Several horses to run with credit in March are out again on Merseyside for the three-day bonanza, with a diverse range of motivations.

Some, such as Ivanovich Gorbatov, Annie Power and On The Fringe are aiming to win a second successive spring Festival race.

Others are out to atone for calamitous errors (Cue Card, Garde La Victoire), while another larger cohort will be looking to avenge promising performances in defeat in the absence of their Cheltenham conquerors.

From this sizeable delegation of Prestbury Park 2016 survivors, news.ladbrokes have selected three who look likely to score at backable odds.

Aintree 1:40 – Sizing John to win

In a world where Douvan doesn’t exist the selection has won eight of his nine races over obstacles, with Shaneshill the sole rival ever to have bested him.

At a meeting where it is so hard to predict which Festival horses will still be at the top of their games that consistency should stand his backers in good stead.

L’Ami Serge and Garde La Victoire will likely dispute favouritism with the Henry De Bromhead representative.

However, the former has never won on ground faster than soft, while the latter arrives on the back of the first fall of a 17-race career.

Aintree 2:15 – Ivanovich Gorbatov to win

Veterans of the same season’s Cheltenham Festival four-year-old contests tend to hold sway in this race, with the highest-placing Triumph Hurdle runner landing seven of the last 10 renewals and Fred Winter medalists taking another two.

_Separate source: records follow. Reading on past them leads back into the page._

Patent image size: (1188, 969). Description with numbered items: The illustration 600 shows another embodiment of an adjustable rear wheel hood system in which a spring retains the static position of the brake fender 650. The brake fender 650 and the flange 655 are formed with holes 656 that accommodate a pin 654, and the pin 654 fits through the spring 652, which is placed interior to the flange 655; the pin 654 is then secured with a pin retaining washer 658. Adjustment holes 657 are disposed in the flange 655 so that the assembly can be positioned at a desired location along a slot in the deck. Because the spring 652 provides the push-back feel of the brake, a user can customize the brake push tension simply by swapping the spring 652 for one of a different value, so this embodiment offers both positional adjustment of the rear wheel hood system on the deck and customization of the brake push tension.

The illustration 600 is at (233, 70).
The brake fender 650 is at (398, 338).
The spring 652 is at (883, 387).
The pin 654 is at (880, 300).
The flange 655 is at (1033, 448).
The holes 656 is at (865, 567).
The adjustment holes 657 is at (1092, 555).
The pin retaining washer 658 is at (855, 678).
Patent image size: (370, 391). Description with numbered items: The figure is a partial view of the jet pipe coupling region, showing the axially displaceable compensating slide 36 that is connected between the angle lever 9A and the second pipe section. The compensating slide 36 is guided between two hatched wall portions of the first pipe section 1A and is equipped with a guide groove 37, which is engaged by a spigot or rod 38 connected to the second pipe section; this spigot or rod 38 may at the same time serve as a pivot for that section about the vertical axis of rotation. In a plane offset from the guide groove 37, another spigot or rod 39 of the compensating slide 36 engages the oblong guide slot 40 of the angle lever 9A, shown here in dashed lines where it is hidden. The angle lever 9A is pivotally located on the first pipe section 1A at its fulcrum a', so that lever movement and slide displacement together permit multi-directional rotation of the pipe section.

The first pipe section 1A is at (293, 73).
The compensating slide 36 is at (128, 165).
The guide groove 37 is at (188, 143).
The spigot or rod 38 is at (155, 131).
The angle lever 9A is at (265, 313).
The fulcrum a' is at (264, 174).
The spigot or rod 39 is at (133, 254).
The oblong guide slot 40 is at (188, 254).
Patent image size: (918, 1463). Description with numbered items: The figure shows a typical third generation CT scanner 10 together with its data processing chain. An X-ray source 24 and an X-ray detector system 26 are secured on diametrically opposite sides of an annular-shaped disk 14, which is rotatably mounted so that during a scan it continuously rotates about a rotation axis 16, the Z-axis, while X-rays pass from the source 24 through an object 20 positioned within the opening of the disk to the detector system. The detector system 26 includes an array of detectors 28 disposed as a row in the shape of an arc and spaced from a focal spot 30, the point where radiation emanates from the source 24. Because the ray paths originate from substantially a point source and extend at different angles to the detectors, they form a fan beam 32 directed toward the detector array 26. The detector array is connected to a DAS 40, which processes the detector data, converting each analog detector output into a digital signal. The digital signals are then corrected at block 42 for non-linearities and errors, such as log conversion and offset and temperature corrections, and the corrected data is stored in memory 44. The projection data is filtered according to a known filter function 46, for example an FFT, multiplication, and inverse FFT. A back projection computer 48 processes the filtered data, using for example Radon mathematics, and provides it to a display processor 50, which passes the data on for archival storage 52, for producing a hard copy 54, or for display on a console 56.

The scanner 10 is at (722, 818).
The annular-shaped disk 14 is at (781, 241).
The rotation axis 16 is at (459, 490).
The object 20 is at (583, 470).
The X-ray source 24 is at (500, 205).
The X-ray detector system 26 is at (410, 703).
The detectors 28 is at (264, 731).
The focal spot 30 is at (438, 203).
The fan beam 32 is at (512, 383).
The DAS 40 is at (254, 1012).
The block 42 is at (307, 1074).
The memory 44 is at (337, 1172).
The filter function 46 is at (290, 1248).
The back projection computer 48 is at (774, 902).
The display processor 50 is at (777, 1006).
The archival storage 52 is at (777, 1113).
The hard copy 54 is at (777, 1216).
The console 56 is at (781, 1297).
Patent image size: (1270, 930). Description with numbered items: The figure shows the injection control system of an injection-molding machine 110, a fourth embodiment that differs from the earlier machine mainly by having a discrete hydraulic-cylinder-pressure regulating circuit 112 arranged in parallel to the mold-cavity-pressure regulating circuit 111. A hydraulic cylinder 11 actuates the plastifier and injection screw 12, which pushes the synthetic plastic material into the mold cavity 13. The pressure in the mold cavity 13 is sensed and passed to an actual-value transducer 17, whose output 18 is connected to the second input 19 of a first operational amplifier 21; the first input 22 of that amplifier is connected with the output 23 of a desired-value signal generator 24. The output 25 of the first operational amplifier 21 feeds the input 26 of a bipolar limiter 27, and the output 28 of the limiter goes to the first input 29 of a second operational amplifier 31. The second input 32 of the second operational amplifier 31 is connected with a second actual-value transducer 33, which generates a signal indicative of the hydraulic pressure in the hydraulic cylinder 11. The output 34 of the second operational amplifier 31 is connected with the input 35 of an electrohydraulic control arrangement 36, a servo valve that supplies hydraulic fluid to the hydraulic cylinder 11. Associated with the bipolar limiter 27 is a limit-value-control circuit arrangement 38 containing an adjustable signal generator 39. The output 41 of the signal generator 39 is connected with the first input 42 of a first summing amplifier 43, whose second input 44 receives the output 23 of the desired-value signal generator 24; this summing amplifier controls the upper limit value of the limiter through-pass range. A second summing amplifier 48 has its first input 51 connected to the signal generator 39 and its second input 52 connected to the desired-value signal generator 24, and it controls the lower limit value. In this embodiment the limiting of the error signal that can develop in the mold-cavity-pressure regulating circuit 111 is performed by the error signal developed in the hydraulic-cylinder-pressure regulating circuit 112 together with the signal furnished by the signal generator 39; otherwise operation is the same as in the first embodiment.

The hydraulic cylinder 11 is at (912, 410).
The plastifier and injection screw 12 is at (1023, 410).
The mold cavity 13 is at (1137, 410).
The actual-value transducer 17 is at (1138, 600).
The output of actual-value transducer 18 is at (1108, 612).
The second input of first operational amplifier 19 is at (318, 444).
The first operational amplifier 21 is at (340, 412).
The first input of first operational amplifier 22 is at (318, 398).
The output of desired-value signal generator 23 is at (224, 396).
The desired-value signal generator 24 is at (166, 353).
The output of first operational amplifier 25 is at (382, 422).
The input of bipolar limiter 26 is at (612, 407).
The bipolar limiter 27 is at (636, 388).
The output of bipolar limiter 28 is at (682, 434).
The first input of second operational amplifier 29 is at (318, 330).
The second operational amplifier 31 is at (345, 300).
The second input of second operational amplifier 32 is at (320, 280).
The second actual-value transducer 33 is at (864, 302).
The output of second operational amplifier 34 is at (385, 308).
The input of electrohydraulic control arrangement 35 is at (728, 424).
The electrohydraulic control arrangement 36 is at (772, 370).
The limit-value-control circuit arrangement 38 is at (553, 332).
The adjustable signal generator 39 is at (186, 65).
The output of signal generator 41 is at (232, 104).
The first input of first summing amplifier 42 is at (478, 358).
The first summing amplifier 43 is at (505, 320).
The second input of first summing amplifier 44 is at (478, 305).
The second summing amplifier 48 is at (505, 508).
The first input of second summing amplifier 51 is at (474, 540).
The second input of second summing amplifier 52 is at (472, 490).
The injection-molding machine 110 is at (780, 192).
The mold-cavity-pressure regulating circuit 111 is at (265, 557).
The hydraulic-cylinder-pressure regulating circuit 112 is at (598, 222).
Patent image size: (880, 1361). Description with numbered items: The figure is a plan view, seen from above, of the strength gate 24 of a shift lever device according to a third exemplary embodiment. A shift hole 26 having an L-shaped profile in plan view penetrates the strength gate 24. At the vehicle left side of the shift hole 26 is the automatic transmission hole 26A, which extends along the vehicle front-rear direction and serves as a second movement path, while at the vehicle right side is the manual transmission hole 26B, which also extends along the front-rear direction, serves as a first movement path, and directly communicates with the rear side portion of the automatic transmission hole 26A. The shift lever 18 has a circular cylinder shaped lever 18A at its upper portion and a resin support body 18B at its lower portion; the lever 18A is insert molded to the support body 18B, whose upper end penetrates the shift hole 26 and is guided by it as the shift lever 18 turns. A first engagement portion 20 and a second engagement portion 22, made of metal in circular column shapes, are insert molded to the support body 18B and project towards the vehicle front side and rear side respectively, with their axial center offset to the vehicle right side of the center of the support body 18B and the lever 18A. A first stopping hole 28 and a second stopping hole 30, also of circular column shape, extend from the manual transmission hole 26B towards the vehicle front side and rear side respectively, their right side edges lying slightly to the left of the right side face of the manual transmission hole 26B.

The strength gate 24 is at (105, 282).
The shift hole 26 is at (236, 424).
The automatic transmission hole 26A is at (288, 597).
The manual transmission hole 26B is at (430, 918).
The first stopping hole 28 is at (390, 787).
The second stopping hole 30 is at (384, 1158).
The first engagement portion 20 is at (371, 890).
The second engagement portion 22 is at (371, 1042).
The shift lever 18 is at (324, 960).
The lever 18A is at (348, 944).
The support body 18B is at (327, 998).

With this year’s Triumph 1-2 among the less-exposed runners, it would be little surprise if the same result transpires at Aintree – the winner looking a cut above second-placed Apples Jade.

Aintree 3:15 – Don Poli to win

For a horse with his tendency to throw in the odd jumping clanger, it’s perhaps surprising that Cue Card’s Cheltenham Gold Cup fall was the first of his 29-race career.

With his ability to bounce back from such a mishap unproven, the temptation is to look elsewhere and Don Poli appeals at an each-way price.

He may have finished 10 lengths adrift of Djakadam at Prestbury Park, but unlike that one there is the suspicion that he didn’t run his race that day.

The ground was arguably a little bit too fast for him on that occasion and marginally softer going should see him in a better light over a course and distance where he won in the autumn.

All Odds and Markets are correct as of the date of publishing.